Location secured, the budding producer sought a cast and crew. "I went to who shoot weddings: He was my cameraman," Mr. Iervolino recalls. "I went to the theatre: Those were my actors. I meet people in the street: 'Oh, you are a good face, you look like a gladiator.' So, I find in this way my movie." He door-knocked local businesses, raising production funds by selling them ads in a commemorative booklet.
But once the film was done, the local cinemas refused to show it, apparently out of fear of upsetting the big distributors that were their main sources of product. Still, they said he could screen it in the mornings. So Andrea created an initiative called Cine School Day, striking a deal with local school boards to bring in students – at five euros a pop, thank you very much – to see the film. He staged contests at the packed theatres, awarding a few lucky kids each a small role in his next movie. He built out a distribution network and fed it with eight to 10 films per year: acquisitions or his own productions. He burnished his reputation by donating some of the money back to the schools. He met with politicians; the school boards added his movies to the curriculum.
Working with Luciano Martino, a prolific producer of genre movies, Mr. Iervolino learned the trade and began to make the move into more legitimate fare. Over the past few years, he's been a producer on films with A-list talent: Al Pacino and director Barry Levinson ( The Humbling, based on a Philip Roth novel), Sarah Jessica Parker (All Roads Lead to Rome) and James Franco (In Dubious Battle, directed by Mr. Franco, based on the John Steinbeck novel).
The Toronto animation studio is in the midst of crewing up on Arctic Justice: Thunder Squad, a 3D CGI pic whose voice talent will include Mr. Franco, Alec Baldwin, Heidi Klum, Anjelica Huston, Omar Sy, and John Cleese. Groove Tails with Jamie Foxx will follow. There's a live action biopic of Ferruccio Lamborghini in the works. And, oh yes, in a cinematic first, last month Mr. Iervolino signed Pope Francis to appear in a new family adventure movie, Beyond the Sun, in which the pontiff will play himself. (All proceeds will go to a pair of Argentinean charities.)
Still, nothing has gotten quite as much attention as the Memento remake. Last fall, with New York-based Raven Capital Management, AMBI bought a majority stake in a 400-title library that includes that film as well as Cruel Intentions, Rush, and Donnie Darko. Much of the strategy depends on mining the intellectual property for remakes and sequels.
But he is no barbarian, Mr. Iervolino insists: He loves Memento, has seen it countless times! He understands why people would object, even if he approaches the project with immense respect. "Is like, 'You touch my girlfriend!'" he explains. "So, if you touch my girlfriend – in any case, if she like it or not, I'm sad, no?" He says he just wants to make the movie accessible to a new audience. "I have a very strategic remake idea, and when I make my idea public, they will understand why this remake makes sense."
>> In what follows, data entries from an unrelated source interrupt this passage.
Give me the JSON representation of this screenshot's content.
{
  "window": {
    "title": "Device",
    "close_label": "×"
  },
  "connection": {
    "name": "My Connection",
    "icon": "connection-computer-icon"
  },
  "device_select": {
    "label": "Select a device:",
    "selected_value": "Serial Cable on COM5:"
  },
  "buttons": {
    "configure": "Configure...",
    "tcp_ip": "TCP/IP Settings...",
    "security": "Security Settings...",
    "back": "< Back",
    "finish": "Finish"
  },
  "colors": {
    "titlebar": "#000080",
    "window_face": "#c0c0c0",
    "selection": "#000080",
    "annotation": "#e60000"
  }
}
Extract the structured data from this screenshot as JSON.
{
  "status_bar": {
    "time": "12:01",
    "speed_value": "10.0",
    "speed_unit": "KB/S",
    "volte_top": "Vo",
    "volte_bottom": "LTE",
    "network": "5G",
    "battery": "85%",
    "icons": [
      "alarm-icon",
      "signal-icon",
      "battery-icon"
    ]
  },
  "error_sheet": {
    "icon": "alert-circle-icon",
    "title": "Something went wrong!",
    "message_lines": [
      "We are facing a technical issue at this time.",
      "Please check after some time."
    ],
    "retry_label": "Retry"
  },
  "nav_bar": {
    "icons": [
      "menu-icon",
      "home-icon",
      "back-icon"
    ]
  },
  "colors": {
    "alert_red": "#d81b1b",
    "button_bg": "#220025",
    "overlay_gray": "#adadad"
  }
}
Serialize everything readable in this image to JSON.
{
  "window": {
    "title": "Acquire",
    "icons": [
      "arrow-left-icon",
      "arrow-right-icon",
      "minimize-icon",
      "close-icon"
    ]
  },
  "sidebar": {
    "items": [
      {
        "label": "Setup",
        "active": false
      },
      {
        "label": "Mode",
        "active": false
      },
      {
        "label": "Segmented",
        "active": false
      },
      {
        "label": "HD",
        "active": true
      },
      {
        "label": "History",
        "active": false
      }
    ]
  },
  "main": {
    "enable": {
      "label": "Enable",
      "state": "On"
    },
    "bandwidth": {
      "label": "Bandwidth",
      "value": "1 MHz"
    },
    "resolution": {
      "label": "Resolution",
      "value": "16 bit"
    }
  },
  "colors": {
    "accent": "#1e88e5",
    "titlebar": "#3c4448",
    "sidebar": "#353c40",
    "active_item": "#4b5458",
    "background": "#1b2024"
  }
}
"I take what works and make new visual idea, perfect for young generation. And 75 per cent of the income in the cinema come from people 15, 16, 17, 18, 19, 20." He expects that the remake will give new life to the original; after the announcement, he says he was flooded with calls inquiring about rights to Mr. Nolan's film.
We talk for a couple of hours, and then he requests an espresso: It is 9 p.m, and he has another meeting. The bill arrives but he snags it before it hits the table. He insists on paying. Smiling, he cites superstition: "For good luck!"